Not off topic at all, I'll bet a lot of people wonder about that.

The short answer is that you are creating a function and calling it
immediately. You pass in jQuery as an argument which goes into the function
parameter named $, so that's how $ gets to be a reference to the jQuery
object.

Let's break it down. First, as you know, $ is simply another letter as far
as JavaScript identifiers are concerned - there's no magic about that
particular character, so $ is just a function or variable name like any
other.
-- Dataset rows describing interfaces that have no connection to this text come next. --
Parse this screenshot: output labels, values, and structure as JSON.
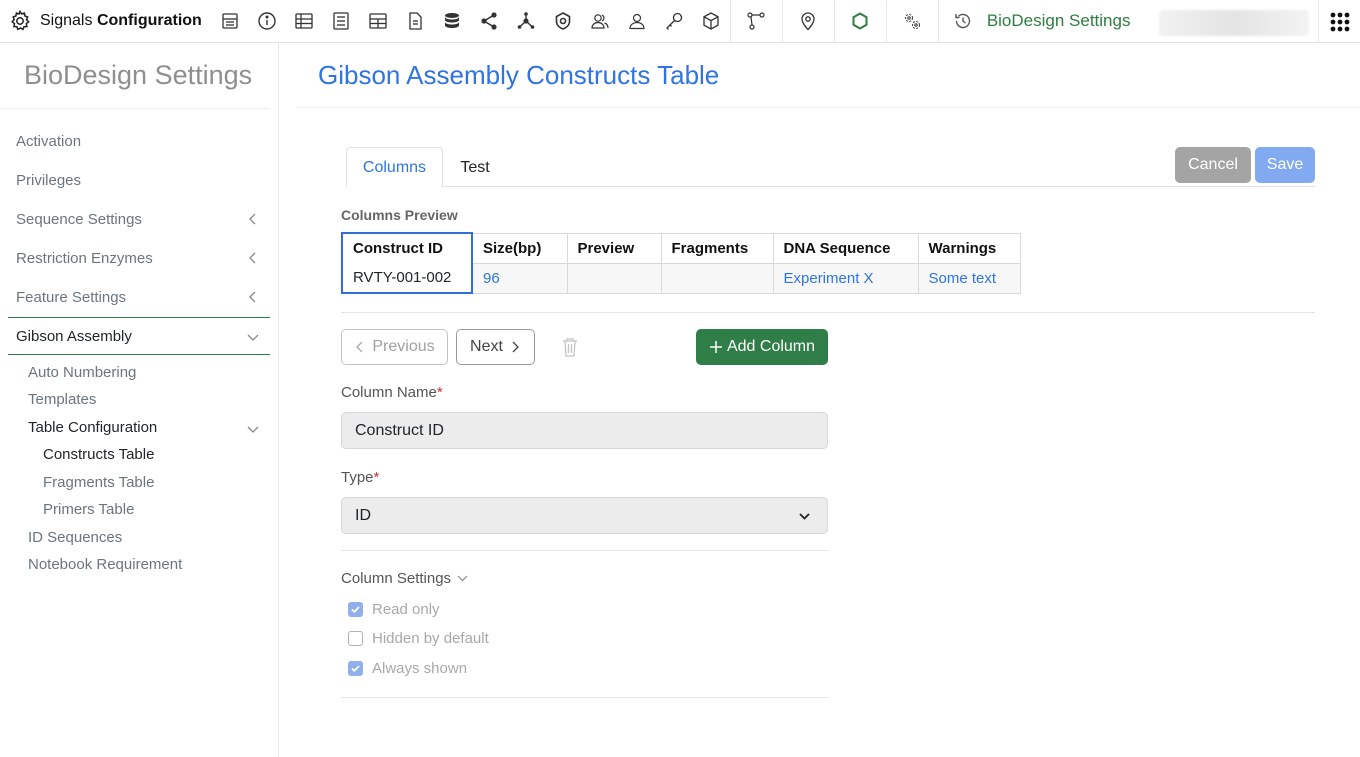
{
  "app": {
    "brand_light": "Signals",
    "brand_bold": "Configuration",
    "top_title": "BioDesign Settings",
    "accent_green": "#2e7d42",
    "accent_blue": "#2f74e0",
    "top_icons": [
      "layout-icon",
      "info-icon",
      "grid-icon",
      "document-list-icon",
      "table-icon",
      "file-icon",
      "database-icon",
      "share-icon",
      "network-icon",
      "shield-icon",
      "users-icon",
      "user-icon",
      "key-icon",
      "cube-icon",
      "path-icon",
      "location-pin-icon",
      "molecule-icon",
      "settings-gears-icon",
      "history-icon"
    ]
  },
  "sidebar": {
    "title": "BioDesign Settings",
    "items": [
      {
        "label": "Activation"
      },
      {
        "label": "Privileges"
      },
      {
        "label": "Sequence Settings"
      },
      {
        "label": "Restriction Enzymes"
      },
      {
        "label": "Feature Settings"
      },
      {
        "label": "Gibson Assembly"
      }
    ],
    "sub_items": [
      {
        "label": "Auto Numbering"
      },
      {
        "label": "Templates"
      },
      {
        "label": "Table Configuration"
      },
      {
        "label": "ID Sequences"
      },
      {
        "label": "Notebook Requirement"
      }
    ],
    "subsub_items": [
      {
        "label": "Constructs Table"
      },
      {
        "label": "Fragments Table"
      },
      {
        "label": "Primers Table"
      }
    ]
  },
  "main": {
    "title": "Gibson Assembly Constructs Table",
    "tabs": [
      {
        "label": "Columns"
      },
      {
        "label": "Test"
      }
    ],
    "cancel_label": "Cancel",
    "save_label": "Save",
    "preview_label": "Columns Preview",
    "preview_headers": [
      "Construct ID",
      "Size(bp)",
      "Preview",
      "Fragments",
      "DNA Sequence",
      "Warnings"
    ],
    "preview_row": [
      "RVTY-001-002",
      "96",
      "",
      "",
      "Experiment X",
      "Some text"
    ],
    "previous_label": "Previous",
    "next_label": "Next",
    "add_column_label": "Add Column",
    "column_name_label": "Column Name",
    "column_name_value": "Construct ID",
    "type_label": "Type",
    "type_value": "ID",
    "required_mark": "*",
    "settings_label": "Column Settings",
    "checkboxes": [
      {
        "label": "Read only",
        "checked": true
      },
      {
        "label": "Hidden by default",
        "checked": false
      },
      {
        "label": "Always shown",
        "checked": true
      }
    ]
  }
}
You could call it JQ instead of $ and the same principles would
apply.

So, start with this:

    (function( $ ) {
        alert( $ === jQuery );  // "true"
    })( jQuery );

Now, pull out the inline anonymous function and make it a named function:

    function foobar( $ ) {
        alert( $ === jQuery );  // "true"
    }

    (foobar)( jQuery );

We don't need those odd parentheses any more (they were required for
syntactic reasons with the inline function):

    function foobar( $ ) {
        alert( $ === jQuery );  // "true"
    }

    foobar( jQuery );

Look more familiar now?

-Mike

> Slightly off topic question...
> 
> What exactly does (function($){ ... })(jQuery) do?
> 
> How does it work?
> 
> I understand what it basically does, how it treats $ like 
> jQuery, but how does that notation do that, exactly?